Entendemos que la autonomía tiene relación con cuatro elementos fundamentales: (a) la autodeterminación, (b) la independencia, (c) la autorregulación y la (d) autorrealización. La persona en sí misma no es autónoma, sino que sus conductas o acciones son las que se evalúan bajo este lente. Se entiende que una conducta es autodeterminada cuando la persona actúa guiada por sus propios intereses, deseos y/o habilidades; y es independiente cuando se encuentra libre de influencias externas o de interferencias. Resulta autorregulada si la persona ha conseguido llevar a cabo una  acción desde el despliegue de sus propias habilidades y refleja autorrealización cuando manifiesta un reconocimiento de sus fortalezas y debilidades. La autonomía evoluciona a medida que se alcanzan ciertos hitos que preparan el terreno para llegar a una posible expresión plena durante la edad adulta. Existen herramientas y acciones que ayudan a pavimentar el camino de la autonomía en cada momento del desarrollo. 

En el caso de las personas con discapacidad intelectual, la dificultad específica en el desarrollo de las conductas adaptativas está en el centro de la identificación de la condición, es por ello que será común observar un rezago en algunas conductas adaptativas. Es importante recordar que, rara vez, todas las conductas adaptativas tienen el mismo nivel de rezago y, por tanto, los apoyos requeridos en cada área son diferenciales.

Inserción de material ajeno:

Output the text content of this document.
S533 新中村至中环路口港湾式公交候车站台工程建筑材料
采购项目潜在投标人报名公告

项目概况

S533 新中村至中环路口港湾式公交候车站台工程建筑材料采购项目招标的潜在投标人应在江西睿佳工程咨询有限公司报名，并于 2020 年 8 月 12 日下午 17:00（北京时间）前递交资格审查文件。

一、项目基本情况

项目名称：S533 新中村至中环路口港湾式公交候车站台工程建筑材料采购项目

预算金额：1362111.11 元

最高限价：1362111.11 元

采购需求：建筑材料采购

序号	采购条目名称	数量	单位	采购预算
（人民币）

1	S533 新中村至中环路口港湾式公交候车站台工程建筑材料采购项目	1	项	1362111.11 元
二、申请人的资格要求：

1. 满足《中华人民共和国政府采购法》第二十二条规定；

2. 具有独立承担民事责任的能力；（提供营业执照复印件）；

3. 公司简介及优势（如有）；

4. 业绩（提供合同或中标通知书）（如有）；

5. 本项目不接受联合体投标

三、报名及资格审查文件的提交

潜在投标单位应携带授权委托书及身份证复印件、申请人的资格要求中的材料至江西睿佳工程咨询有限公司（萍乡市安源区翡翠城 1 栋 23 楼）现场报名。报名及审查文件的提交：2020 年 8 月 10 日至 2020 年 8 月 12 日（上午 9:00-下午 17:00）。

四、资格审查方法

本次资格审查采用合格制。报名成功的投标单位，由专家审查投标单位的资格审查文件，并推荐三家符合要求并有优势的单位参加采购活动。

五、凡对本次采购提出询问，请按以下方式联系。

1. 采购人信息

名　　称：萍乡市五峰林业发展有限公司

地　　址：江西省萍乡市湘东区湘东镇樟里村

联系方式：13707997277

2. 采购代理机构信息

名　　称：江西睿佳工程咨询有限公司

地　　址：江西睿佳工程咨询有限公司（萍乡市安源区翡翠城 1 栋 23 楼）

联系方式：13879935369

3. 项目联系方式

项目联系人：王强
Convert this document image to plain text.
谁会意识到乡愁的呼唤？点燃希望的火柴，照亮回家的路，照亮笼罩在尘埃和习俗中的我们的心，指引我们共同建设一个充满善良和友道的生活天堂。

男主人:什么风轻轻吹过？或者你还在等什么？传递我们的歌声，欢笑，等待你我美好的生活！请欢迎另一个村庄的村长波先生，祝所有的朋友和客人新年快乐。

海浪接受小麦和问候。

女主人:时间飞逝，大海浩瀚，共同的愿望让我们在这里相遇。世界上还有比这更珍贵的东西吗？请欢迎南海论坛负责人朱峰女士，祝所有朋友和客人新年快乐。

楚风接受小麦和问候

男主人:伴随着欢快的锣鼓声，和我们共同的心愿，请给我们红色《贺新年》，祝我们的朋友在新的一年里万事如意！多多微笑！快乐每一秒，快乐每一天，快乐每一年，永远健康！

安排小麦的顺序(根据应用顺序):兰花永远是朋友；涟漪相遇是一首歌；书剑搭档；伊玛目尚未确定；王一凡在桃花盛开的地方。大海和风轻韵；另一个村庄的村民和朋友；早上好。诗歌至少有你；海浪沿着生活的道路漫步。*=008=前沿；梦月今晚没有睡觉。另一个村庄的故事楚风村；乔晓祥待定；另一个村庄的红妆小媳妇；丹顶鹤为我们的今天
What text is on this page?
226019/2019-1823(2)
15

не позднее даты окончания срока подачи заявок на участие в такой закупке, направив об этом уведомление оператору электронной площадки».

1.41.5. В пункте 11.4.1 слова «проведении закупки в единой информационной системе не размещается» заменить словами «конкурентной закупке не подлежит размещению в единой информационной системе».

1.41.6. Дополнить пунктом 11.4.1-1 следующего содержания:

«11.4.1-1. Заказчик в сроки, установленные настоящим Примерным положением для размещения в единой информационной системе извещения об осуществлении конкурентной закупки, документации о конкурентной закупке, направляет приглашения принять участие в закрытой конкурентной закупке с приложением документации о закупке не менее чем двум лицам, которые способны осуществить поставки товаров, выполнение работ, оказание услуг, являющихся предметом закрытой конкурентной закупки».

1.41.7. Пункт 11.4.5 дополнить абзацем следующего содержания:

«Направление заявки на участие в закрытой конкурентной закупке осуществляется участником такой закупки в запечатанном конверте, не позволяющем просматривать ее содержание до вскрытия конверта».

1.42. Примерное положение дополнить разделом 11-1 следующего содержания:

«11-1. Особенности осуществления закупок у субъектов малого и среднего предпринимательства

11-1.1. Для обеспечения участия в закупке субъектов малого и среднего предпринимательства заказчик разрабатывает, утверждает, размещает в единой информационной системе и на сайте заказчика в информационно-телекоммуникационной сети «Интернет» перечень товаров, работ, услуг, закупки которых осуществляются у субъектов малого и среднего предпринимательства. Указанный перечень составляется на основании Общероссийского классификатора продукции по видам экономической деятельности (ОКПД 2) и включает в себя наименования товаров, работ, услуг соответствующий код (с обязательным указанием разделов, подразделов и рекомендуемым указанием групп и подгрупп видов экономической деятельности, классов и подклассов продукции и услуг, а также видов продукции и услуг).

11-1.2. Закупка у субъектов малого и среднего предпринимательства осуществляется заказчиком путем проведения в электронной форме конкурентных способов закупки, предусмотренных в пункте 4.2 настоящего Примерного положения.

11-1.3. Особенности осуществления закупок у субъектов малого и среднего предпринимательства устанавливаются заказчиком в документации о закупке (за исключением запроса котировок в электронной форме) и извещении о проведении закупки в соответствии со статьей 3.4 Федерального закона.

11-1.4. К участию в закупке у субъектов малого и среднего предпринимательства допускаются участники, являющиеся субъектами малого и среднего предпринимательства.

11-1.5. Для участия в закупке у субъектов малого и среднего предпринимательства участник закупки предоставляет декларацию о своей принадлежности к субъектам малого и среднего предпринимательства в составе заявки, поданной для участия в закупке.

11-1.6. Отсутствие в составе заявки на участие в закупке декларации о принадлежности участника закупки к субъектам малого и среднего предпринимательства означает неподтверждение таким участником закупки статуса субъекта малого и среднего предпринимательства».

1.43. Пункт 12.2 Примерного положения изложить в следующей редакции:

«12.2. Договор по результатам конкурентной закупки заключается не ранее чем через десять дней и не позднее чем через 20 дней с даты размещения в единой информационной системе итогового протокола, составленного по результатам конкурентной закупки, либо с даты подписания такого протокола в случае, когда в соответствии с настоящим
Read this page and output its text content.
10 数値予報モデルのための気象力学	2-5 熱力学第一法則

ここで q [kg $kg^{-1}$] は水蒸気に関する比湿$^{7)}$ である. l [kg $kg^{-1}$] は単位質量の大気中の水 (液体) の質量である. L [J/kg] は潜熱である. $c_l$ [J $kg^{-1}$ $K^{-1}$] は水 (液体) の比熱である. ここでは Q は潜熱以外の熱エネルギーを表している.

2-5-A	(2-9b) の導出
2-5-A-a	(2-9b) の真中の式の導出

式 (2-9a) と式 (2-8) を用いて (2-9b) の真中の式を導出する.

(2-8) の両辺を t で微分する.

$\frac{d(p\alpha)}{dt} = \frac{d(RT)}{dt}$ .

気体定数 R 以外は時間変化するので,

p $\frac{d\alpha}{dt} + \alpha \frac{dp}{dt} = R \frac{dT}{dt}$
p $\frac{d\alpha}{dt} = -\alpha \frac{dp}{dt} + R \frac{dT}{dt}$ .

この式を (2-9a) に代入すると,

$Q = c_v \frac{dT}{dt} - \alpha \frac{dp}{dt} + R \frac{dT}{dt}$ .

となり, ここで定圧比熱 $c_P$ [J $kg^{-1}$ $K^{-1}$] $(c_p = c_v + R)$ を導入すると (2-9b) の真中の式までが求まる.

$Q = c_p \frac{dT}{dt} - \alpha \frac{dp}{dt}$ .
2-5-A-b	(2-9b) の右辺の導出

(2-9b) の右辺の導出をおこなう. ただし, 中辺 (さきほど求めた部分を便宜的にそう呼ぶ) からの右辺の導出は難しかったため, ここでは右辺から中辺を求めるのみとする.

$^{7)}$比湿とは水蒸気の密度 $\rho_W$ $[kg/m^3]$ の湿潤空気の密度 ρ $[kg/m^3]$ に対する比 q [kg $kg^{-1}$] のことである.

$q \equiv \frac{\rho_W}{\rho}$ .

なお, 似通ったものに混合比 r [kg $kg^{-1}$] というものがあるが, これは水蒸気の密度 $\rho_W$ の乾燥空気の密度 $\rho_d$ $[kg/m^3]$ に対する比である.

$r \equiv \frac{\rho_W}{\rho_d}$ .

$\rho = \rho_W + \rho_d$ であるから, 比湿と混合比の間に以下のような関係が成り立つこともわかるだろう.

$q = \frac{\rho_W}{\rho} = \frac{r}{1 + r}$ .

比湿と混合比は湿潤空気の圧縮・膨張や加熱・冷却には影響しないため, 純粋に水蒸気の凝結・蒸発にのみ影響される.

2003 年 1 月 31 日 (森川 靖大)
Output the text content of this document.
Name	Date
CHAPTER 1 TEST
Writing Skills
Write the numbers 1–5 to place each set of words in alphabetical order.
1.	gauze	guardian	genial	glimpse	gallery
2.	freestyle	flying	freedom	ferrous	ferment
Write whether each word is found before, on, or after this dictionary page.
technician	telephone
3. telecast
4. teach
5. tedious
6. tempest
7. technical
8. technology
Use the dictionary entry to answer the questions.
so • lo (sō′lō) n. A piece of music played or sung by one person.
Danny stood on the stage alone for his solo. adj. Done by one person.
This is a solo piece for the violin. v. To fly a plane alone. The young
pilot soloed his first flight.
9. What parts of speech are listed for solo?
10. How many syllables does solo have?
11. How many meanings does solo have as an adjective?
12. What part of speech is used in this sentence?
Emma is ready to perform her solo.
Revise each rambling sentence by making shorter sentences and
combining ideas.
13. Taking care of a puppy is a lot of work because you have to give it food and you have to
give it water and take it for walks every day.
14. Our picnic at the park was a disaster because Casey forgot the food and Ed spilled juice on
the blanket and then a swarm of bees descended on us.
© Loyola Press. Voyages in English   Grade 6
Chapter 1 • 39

Wehmeyer M. L., Kelchner K. & Richards S. (1996) Essential characteristics of self-determined behavior of individuals with mental retardation. American Journal on Mental Retardation 100,  632– 42.

Bunster, J. Tassé, M., Tenorio, M., Aparicio, A., & Arango, P. (2022). Adaptive behaviours in children with Down syndrome: A cross-sectional study of developmental trajectories. Journal of Intellectual & Developmental Disability, 47(3), https://doi.org/10.3109/13668250.2021.1976008.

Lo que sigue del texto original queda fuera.